Moses (Moyses) Baruch Auerbach was born in Nordstetten (now Horb am Neckar) in the Kingdom of Württemberg. He was intended for the ministry, but after studying philosophy at Tübingen, Munich and Heidelberg, and becoming estranged from Jewish orthodoxy by the study of Spinoza, he devoted himself to literature.
His first publication dealt with "Judaism and Recent Literature", and was to be followed by a series of novels taken from Jewish history. Of this intended series he actually published, with considerable success, Spinoza (1837) and Dichter und Kaufmann (Poet and Merchant; 1839). His romance on the life of Spinoza adheres so closely to fact that it may be read with equal advantage as a novel or as a biography. In 1841, he did a translation of Spinoza's works.

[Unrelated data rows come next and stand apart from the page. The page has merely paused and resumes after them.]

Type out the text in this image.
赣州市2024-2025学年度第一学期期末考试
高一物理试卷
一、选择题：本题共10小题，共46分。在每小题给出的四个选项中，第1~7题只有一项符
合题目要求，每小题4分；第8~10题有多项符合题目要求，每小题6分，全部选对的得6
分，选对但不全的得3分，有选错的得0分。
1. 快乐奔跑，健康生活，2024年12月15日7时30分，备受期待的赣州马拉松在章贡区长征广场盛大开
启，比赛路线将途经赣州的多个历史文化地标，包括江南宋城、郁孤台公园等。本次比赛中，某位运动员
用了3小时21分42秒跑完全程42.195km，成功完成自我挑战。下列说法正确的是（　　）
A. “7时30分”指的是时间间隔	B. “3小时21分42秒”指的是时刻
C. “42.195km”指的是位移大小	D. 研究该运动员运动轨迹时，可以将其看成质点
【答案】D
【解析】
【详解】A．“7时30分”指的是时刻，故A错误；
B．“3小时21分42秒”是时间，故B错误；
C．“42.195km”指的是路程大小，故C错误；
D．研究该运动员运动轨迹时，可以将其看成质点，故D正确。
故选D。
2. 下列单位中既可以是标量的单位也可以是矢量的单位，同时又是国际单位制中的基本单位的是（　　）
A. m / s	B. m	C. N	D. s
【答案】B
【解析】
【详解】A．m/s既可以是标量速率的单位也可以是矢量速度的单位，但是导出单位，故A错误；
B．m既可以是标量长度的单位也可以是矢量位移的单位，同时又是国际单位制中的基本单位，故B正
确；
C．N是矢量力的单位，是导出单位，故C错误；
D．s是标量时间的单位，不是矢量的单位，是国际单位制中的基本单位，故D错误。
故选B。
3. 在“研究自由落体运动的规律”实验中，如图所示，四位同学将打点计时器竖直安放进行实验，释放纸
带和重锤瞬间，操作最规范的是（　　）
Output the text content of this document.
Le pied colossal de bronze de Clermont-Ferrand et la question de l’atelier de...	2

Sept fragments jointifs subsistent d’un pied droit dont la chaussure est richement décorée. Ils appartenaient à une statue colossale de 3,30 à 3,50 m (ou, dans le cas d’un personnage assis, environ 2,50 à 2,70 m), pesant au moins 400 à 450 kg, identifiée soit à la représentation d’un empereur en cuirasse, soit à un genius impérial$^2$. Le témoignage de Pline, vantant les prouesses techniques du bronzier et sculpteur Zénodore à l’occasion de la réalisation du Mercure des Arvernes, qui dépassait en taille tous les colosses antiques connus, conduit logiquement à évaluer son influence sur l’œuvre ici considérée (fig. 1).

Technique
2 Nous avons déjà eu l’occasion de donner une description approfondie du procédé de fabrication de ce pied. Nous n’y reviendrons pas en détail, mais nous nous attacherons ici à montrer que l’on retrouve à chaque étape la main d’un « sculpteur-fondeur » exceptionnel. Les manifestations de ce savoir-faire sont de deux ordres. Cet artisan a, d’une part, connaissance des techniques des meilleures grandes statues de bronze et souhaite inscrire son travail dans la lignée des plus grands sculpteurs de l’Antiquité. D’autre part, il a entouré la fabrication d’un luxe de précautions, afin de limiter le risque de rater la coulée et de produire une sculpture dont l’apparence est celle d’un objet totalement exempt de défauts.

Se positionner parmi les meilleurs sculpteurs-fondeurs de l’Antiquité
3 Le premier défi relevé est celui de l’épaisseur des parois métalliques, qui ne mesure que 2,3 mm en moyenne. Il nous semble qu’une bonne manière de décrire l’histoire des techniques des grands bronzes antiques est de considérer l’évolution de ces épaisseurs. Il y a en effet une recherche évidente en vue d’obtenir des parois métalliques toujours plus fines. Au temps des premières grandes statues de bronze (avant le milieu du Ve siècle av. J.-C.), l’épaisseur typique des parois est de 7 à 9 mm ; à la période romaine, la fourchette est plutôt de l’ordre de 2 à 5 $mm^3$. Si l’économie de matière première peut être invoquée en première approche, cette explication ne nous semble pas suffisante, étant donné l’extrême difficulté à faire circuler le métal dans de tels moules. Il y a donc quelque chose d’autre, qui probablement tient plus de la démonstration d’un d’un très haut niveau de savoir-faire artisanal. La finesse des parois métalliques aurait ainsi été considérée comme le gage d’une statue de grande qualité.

But real fame and popularity came to him when he began to occupy himself with the life of the general people which forms the subject of his best-known works. In these later books, of which Auf der Höhe (On the Height) is perhaps the most characteristic, and certainly the most famous, he revealed an unrivaled insight into the soul of the Southern German country folk, and especially of the peasants of the Black Forest and the Bavarian Alps. His descriptions are remarkable for their fresh realism, graceful style and humour. In addition to these qualities, his last books are marked by great subtlety of psychological analysis. Auf der Höhe was first published at Stuttgart in 1861, and has been translated into several languages.
Auerbach died at Cannes shortly before his 70th birthday.